I have been working for a long time through various agencies to get an acceptance to use Ayurveda, both as a supplement as well as a separate department in various public hospitals for a long time but without success, if you have the time to see me in my office in Mumbai at Indian Mercantile Chambers, 3rd Floor, 14, R. Kamani Marg, Ballard Estate, Mumbai-1 (if you are a Mumbai resident), I would be happy to show you evidence of several hundred cases of cures of cancer through ancient Ayurveda.
I presume you are a Journalist and would therefore be the right source for spreading the message forcefully.
N.K. Somani, M.P.(4th Lok Sabha)
Email: vindhyapaper@yahoo.co.in
Dear Mr Balakrishnan,
I have been reading your column in BS with great interest. Perhaps I should have shared my thoughts with you when you wrote about Hindi in the English script. May be later on. At the moment , I was a little surprised to see no reference to the novel ,Arogya Niketan, by Tarashankar Bandyopadhyay. To my mind , this novel convincingly delineates the great battle lost by Ayurved to Allopathy, way beyond the easy blame game that you rightly refer to.Yet another book , by Claude Alvares (Homo Faber,I think) referred to the invention of Small Pox innoculation by Indians and its immediate suppression, by Law!, by the Britishers.

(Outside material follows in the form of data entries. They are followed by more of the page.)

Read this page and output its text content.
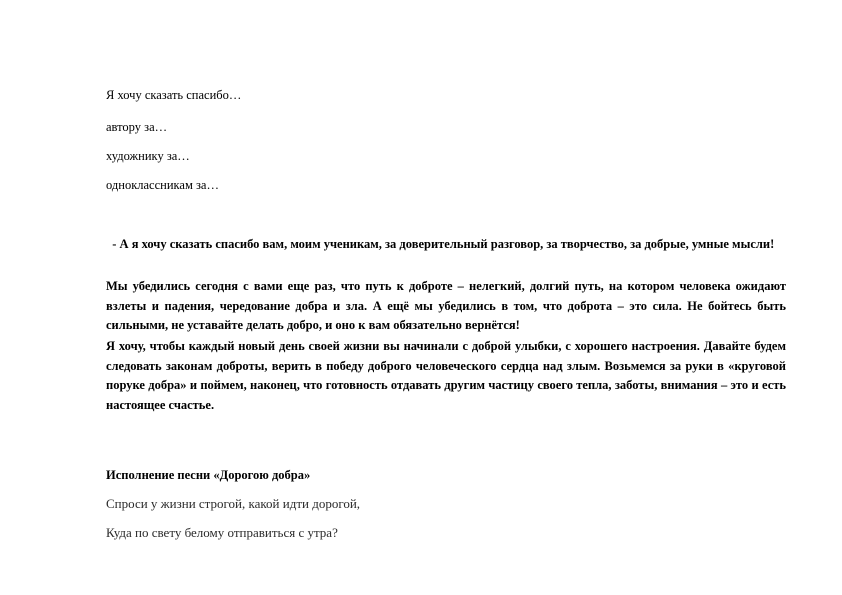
Я хочу сказать спасибо…
автору за…
художнику за…
одноклассникам за…
- А я хочу сказать спасибо вам, моим ученикам, за доверительный разговор, за творчество, за добрые, умные мысли!
Мы убедились сегодня с вами еще раз, что путь к доброте – нелегкий, долгий путь, на котором человека ожидают взлеты и падения, чередование добра и зла. А ещё мы убедились в том, что доброта – это сила. Не бойтесь быть сильными, не уставайте делать добро, и оно к вам обязательно вернётся!
Я хочу, чтобы каждый новый день своей жизни вы начинали с доброй улыбки, с хорошего настроения. Давайте будем следовать законам доброты, верить в победу доброго человеческого сердца над злым. Возьмемся за руки в «круговой поруке добра» и поймем, наконец, что готовность отдавать другим частицу своего тепла, заботы, внимания – это и есть настоящее счастье.
Исполнение песни «Дорогою добра»
Спроси у жизни строгой, какой идти дорогой,
Куда по свету белому отправиться с утра?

It is of course a mute point whether we in India could ever claim that we had our own Technological and scientific future apart from borrowing the “Techne ” from the west, as describerd or analyzed by Raimundo Panikker a long time ago.
But one of the things that the socalled PostModern theorization seemed to offer was the demolition of the Universalistic modes of perception –scientific or otherwise. Hence the courage in our ,some of, professors to reclaim some space in the Academia for Indian Philosophy or political theory, which were never recognized as such until very recently..
In particular it was only now that one could talk of alternative modes of perception, investigation and validation. One began to hear of a Hundred different Pathies, capable of offering cure etc, with due Legitimacy.
No doubt modern science has so many wonders to offer based on its own analytical modes.But it may yet have to catch up with the other modes of therapeutic sciences in India , China and elsewhere, which got their legitimacy as Science in some other ways.What were those ways!
Of course I am all for adopting the wonderful analytical tools offered by the modern science, which in fact questioned their own ancient philosophical and scientific theories. They, the west, in fact have updated themselves every now and then, including the postmodern models referred to above. The irony for the rest of the world is much too obvious to be belaboured– it is again the west offering the Other an occasion to claim a sense of self confidence!
Yet . I wonder if there can be modes of perception other than the dominant ones!